After dealing in a few lines with the origin of the Blasphemy Laws, censuring the conduct of Sir Henry Tyler, and alluding to Sir.

William Harcourt's reply to Mr.Freshfield, I expressed myself as follows: "What, indeed, do the prosecutors hope or expect to gain?
Freethought is no longer a weak, tentative, apologetic thing; it is strong, bold, and aggressive; and no law could now suppress it except one of extermination.

Every breach made in its ranks by imprisonment would be instantly filled; and as punishment is not eternal on this side of death, the imprisoned man would some day return to his old place, fiercer than ever for the fight, and inflamed with an unappeasable hatred of the religion whose guardians prefer punishment to persuasion, and supplement the weakness of argument by the force of brutality.
"Blasphemy is a very general offence if we take even the lenient definitions of Sir James Stephen in his 'Digest of the Criminal Law.' All who publicly advocate the disestablishment of the Church are guilty under one clause, and half the leading writers of our age are guilty under another.

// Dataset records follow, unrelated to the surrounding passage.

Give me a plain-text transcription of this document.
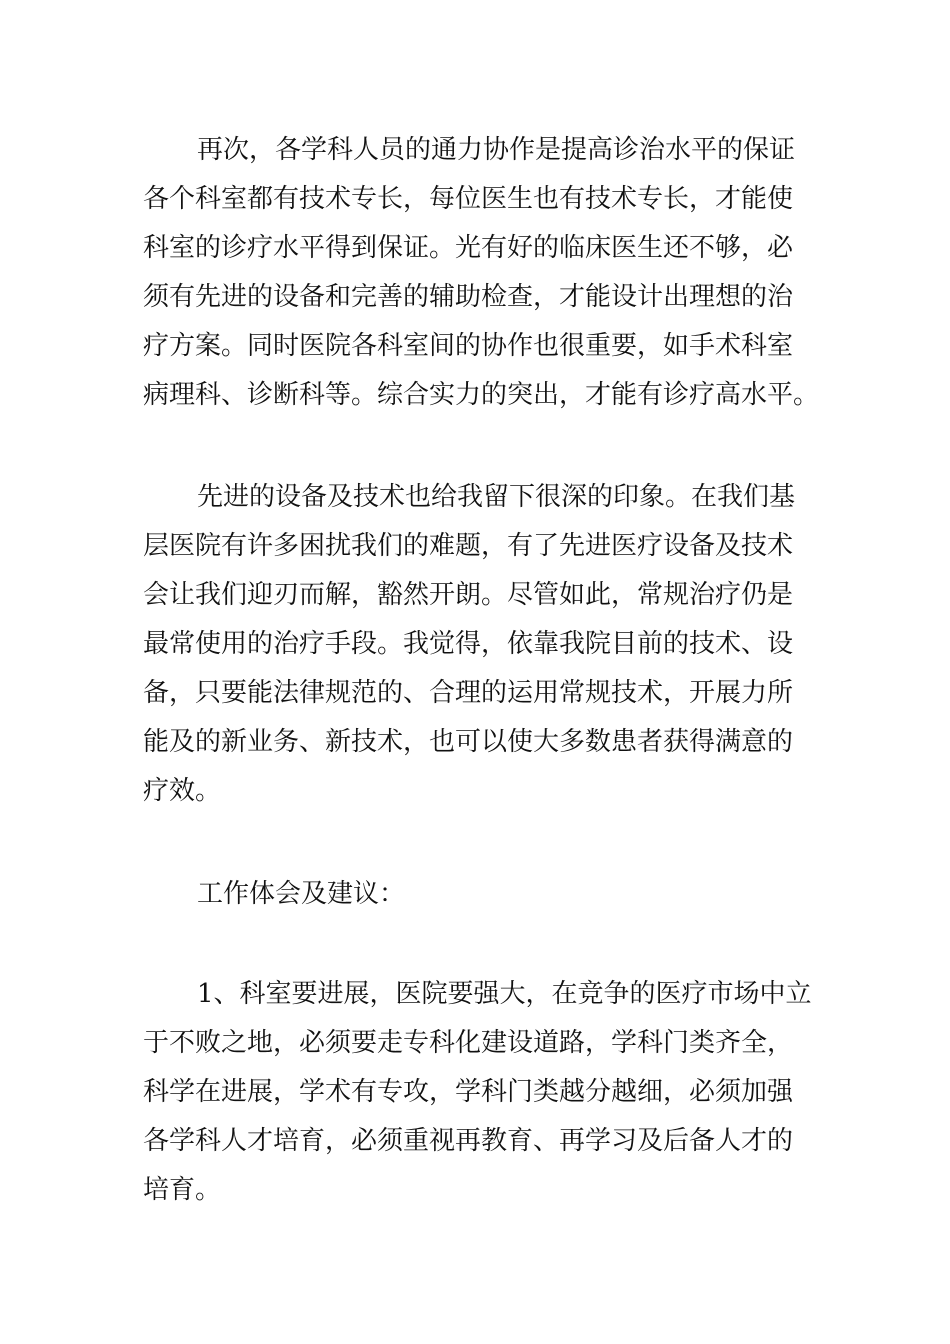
再次，各学科人员的通力协作是提高诊治水平的保证
各个科室都有技术专长，每位医生也有技术专长，才能使
科室的诊疗水平得到保证。光有好的临床医生还不够，必
须有先进的设备和完善的辅助检查，才能设计出理想的治
疗方案。同时医院各科室间的协作也很重要，如手术科室
病理科、诊断科等。综合实力的突出，才能有诊疗高水平。

先进的设备及技术也给我留下很深的印象。在我们基
层医院有许多困扰我们的难题，有了先进医疗设备及技术
会让我们迎刃而解，豁然开朗。尽管如此，常规治疗仍是
最常使用的治疗手段。我觉得，依靠我院目前的技术、设
备，只要能法律规范的、合理的运用常规技术，开展力所
能及的新业务、新技术，也可以使大多数患者获得满意的
疗效。

工作体会及建议：

1、科室要进展，医院要强大，在竞争的医疗市场中立
于不败之地，必须要走专科化建设道路，学科门类齐全，
科学在进展，学术有专攻，学科门类越分越细，必须加强
各学科人才培育，必须重视再教育、再学习及后备人才的
培育。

It is difficult to find a book by any eminent scientist or thinker which does not contain open or covert attacks on Christianity and Scripture, and the Archbishop of Canterbury has pathetically complained that it is dangerous to introduce high-class magazines to the family circle, because they are nearly sure to contain a large quantity of scepticism.

Why are these propagators of heresy never molested?
Because it would be perilous to touch them.